Dans son hadiss, un fina mandingue m’a confié ce concept métaphysique du corps :

1.1. Concept métaphysique

Au début, Dieu créa d’abord le ciel, puis la terre et l’eau.

Un jour, il décida de créer un être qui serait la résultante de la terre, de l’eau, et de Dieu lui-même ;

Il ordonna à la terre de donner sa contribution à la réalisation de cet être. Celle-ci s’exécuta et sa contribution devient chair et os, suivant les catégories de terre = sable, boue, pierre etc. (dans la chair nous avons les muscles lisses, striés, cardiaques, les os, les nerfs).

L’eau reçut également les mêmes ordres divins et s’exécuta. La contribution devint sang, liquide interstitiel, lymphe etc. suivant la nature des eaux et leur composition, (eau claire, eau trouble).

La contribution divine à cette création de l’homme fut le « souffle » qui anima l’ensemble et le rendit sensible, vivant, commandé par un système nerveux.

L’homme est donc terre

qui est corps,

eau qui est sang,

souffle qui est divin c’est-à-dire âme.

Ceci est tellement vrai m’a dit le fina mandingue, qu’après la mort, ces trois éléments regagnent leur origine.

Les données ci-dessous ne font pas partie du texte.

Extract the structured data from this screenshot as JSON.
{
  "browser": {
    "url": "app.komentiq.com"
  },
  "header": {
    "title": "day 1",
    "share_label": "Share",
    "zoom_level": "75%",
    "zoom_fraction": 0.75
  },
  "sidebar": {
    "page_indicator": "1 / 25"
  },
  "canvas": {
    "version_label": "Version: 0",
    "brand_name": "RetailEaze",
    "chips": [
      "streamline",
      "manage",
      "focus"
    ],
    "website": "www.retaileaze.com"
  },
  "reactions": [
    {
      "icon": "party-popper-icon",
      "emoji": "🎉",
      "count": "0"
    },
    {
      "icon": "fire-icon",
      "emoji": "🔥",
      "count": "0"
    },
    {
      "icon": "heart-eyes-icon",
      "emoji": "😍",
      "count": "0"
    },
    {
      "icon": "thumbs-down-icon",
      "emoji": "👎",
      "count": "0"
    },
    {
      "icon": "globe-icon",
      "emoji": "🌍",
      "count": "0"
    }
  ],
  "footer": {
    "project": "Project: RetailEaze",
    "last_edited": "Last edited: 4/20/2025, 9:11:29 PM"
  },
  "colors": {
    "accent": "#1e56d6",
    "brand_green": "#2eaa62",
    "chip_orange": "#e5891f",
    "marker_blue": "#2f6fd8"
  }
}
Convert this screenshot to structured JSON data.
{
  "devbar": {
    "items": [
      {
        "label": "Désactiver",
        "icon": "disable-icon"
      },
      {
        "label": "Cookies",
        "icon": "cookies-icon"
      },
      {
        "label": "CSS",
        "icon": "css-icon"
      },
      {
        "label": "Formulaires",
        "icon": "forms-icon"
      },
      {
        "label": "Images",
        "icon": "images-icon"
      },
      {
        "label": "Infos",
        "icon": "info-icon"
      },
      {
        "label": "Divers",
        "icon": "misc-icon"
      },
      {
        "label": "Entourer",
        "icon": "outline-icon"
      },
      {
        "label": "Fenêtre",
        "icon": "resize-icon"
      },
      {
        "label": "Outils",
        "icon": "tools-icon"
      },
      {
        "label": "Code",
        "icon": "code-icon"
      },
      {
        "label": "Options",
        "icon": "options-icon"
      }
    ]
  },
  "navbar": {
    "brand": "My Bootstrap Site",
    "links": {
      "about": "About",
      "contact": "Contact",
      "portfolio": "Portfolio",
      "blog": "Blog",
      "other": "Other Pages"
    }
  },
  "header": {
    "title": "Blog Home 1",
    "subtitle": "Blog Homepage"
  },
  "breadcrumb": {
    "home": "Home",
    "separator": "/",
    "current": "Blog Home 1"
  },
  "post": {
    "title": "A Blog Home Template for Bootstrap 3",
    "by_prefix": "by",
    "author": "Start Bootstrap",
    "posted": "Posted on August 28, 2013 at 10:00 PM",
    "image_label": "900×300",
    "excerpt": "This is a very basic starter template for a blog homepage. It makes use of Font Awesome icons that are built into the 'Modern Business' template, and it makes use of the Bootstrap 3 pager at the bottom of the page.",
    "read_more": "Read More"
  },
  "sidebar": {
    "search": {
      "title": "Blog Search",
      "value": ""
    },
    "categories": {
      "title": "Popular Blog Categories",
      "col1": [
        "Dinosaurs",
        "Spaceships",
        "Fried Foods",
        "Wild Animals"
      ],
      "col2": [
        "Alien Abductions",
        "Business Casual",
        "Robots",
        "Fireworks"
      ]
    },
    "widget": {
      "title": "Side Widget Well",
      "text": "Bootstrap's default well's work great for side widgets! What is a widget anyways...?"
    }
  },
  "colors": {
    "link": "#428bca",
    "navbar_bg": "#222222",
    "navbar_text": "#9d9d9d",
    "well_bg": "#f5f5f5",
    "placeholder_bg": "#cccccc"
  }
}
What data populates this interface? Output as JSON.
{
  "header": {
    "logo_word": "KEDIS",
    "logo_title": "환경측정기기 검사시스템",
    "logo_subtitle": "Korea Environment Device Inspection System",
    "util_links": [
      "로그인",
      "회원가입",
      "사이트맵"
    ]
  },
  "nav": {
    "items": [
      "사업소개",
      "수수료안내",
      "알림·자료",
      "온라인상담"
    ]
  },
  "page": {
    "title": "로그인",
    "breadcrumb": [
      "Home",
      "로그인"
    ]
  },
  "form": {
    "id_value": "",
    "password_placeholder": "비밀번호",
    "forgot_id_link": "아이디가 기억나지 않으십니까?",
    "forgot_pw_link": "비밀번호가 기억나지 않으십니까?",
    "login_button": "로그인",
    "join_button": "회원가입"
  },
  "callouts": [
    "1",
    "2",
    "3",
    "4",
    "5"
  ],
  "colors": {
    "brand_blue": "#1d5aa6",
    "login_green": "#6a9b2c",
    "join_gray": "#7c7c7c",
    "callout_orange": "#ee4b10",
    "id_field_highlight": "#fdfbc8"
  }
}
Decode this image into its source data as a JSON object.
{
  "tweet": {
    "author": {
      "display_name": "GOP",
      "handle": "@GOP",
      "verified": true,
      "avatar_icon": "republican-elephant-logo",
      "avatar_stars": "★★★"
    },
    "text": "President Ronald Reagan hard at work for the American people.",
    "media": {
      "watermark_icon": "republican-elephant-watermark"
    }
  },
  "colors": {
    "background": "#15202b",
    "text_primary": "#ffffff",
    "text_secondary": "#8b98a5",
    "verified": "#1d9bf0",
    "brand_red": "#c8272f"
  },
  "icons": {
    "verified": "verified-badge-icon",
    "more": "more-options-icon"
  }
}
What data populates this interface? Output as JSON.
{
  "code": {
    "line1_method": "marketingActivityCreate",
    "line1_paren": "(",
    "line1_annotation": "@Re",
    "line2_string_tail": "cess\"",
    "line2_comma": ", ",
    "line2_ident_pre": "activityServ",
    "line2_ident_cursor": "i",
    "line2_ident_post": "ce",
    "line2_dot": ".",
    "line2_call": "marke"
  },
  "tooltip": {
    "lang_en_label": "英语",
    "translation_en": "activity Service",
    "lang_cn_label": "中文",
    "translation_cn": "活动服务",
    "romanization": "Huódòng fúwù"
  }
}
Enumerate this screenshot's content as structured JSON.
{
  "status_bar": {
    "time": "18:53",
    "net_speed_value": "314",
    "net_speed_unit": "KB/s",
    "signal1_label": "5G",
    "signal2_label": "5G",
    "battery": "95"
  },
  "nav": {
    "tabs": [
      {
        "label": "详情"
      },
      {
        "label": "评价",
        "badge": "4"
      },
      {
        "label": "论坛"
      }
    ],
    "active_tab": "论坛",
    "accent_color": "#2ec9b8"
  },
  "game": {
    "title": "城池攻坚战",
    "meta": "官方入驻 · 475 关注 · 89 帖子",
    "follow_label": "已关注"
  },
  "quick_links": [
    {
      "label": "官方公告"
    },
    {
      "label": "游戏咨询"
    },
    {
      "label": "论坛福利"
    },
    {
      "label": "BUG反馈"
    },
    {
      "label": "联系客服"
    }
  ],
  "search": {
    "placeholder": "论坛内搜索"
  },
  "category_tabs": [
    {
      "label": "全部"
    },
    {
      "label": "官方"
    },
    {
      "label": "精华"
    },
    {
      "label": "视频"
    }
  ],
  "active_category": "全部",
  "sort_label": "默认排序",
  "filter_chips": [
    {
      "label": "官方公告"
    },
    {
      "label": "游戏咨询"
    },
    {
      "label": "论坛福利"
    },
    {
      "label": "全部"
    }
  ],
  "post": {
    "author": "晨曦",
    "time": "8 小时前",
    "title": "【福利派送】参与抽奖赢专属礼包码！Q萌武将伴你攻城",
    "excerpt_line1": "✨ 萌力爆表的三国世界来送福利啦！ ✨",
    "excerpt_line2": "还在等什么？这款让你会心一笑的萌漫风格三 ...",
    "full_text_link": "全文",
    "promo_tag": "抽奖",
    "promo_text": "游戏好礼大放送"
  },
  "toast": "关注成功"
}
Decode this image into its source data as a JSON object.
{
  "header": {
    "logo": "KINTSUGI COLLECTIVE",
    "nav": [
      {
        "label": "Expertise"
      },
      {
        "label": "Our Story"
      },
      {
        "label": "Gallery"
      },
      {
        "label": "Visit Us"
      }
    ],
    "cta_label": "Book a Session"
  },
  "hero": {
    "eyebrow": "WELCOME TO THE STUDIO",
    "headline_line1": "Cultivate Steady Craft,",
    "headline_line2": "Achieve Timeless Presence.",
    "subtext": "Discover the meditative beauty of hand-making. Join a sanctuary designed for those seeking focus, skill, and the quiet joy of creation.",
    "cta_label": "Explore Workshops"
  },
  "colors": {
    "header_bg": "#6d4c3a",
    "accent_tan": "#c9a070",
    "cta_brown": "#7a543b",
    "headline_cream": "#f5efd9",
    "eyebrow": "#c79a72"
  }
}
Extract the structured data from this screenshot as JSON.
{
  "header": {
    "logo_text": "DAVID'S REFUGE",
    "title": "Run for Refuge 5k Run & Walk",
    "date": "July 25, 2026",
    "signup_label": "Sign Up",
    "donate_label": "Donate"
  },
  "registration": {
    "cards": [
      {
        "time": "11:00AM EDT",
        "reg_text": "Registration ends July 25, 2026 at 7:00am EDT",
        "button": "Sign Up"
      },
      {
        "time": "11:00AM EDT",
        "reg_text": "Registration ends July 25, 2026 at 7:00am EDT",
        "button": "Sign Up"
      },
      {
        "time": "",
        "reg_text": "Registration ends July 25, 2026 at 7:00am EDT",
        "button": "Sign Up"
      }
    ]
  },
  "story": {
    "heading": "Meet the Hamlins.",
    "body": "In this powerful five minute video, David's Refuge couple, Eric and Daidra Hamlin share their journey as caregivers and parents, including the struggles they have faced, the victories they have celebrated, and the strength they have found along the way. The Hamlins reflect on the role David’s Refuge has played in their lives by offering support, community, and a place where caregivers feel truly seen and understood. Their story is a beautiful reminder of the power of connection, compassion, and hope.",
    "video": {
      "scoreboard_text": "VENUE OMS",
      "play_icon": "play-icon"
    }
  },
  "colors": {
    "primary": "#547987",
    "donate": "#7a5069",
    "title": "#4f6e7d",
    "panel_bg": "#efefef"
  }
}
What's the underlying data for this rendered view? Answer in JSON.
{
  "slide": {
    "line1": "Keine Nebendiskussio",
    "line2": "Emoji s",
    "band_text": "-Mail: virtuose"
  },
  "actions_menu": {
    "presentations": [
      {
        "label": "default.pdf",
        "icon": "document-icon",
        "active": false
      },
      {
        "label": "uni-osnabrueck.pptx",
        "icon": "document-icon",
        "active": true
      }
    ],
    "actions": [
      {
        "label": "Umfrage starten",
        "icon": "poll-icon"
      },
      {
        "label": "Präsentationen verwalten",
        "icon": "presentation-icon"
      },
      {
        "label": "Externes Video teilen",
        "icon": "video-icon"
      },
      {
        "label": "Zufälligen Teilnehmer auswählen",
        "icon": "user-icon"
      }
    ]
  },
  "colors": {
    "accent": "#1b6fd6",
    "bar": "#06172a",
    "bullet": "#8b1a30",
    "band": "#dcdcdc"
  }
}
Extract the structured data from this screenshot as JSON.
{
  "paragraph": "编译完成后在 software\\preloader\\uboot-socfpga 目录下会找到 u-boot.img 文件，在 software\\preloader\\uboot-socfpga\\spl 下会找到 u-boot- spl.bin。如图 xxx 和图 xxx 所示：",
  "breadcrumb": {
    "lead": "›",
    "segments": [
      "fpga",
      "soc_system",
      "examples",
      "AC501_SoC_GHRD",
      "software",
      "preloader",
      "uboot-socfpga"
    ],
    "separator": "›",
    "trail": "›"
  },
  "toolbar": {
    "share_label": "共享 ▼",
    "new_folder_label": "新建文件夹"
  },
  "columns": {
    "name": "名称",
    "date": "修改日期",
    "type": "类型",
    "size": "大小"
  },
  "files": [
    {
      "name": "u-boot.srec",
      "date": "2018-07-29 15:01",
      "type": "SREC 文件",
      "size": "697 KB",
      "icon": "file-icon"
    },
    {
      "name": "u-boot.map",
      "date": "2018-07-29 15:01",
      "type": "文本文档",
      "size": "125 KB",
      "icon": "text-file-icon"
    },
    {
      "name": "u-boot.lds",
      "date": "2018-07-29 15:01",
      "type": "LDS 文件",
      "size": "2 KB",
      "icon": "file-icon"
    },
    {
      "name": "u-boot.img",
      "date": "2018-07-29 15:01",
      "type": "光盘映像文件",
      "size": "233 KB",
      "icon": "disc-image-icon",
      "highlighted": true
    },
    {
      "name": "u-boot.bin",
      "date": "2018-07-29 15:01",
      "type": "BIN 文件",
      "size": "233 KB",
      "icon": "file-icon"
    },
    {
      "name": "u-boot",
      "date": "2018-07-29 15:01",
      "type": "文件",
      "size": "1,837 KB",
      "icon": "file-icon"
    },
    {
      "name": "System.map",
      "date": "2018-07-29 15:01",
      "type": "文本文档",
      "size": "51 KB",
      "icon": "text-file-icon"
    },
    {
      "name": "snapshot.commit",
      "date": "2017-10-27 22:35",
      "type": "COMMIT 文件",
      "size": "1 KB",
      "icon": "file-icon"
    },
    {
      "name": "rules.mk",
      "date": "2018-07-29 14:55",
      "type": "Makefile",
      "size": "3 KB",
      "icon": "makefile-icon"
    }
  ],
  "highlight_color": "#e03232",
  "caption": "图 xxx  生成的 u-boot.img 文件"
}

L’âme s’en va au ciel retrouver sa « mère » Dieu, le sang se transforme en eau : la preuve est qu’en coupant la peau d’un cadavre on ne trouve pas de sang mais de l’eau, et le corps rejoint la terre, qu’on l’y enterre ou qu’on le brûle il rejoindra cette terre originelle.

En résumé, l’homme dans la pensée mandingue n’est unité que vivant. La mort est sa division ; la séparation des éléments originels de cette unité.

Videz l’homme de son sang, il mourra

– Privez-le de souffler, il mourra

– Martyrisez sa chair, il mourra.

 

Le corps est un contenant du souffle et du sang qu’il faut ménager pendant qu’il vit.

Dans cet ordre d’idée, on ne peut pas dire d’un homme vivant qu’il est corps, ou âme, ou eau, il est les trois réunis, il est « unité vivante ». Il agit, subit dans cette unité. C’est donc la vie qui fait l’unité de l’homme, et la mort sa séparation.

Cette unité vivante reçoit un traitement particulier à la naissance dans les traditions des ethnies que j’ai visitées, c’est-à-dire les mandingues, les diolas, les mandjaques de Casamance. Ce traitement est le massage ou la toilette exercice du corps des bébés.

 

1.2. Le massage des bébés chez les mandingues.

 

En pays mandingue, le corps du bébé est nettoyé, baigné quotidiennement au savon noir. Il est massé après chaque bain dès la guérison du cordon ombilical. Ainsi pendant les premiers mois, à chaque bain, la matrone ou une mère expérimentée procède aux massages : les membres sont d’abord massés, puis le tronc. La tête est tournée et retournée plusieurs fois dans tous les sens. Ensuite on procède aux étirements généraux de tout le corps. La matrone suspend l’enfant pendant quelques secondes en le prenant uniquement par le menton et la nuque, puis, en le prenant par les deux pieds joints, elle le renverse, la tête dirigée vers le bas. Elle le soulève et le suspend en le prenant par le bras droit, puis le bras gauche. Elle modèle la tête en insistant sur le massage subtil du nez, des oreilles, du visage d’une manière générale. L’heure de la toilette-exercice du corps est une séance paraissant traumatisant pour l’enfant.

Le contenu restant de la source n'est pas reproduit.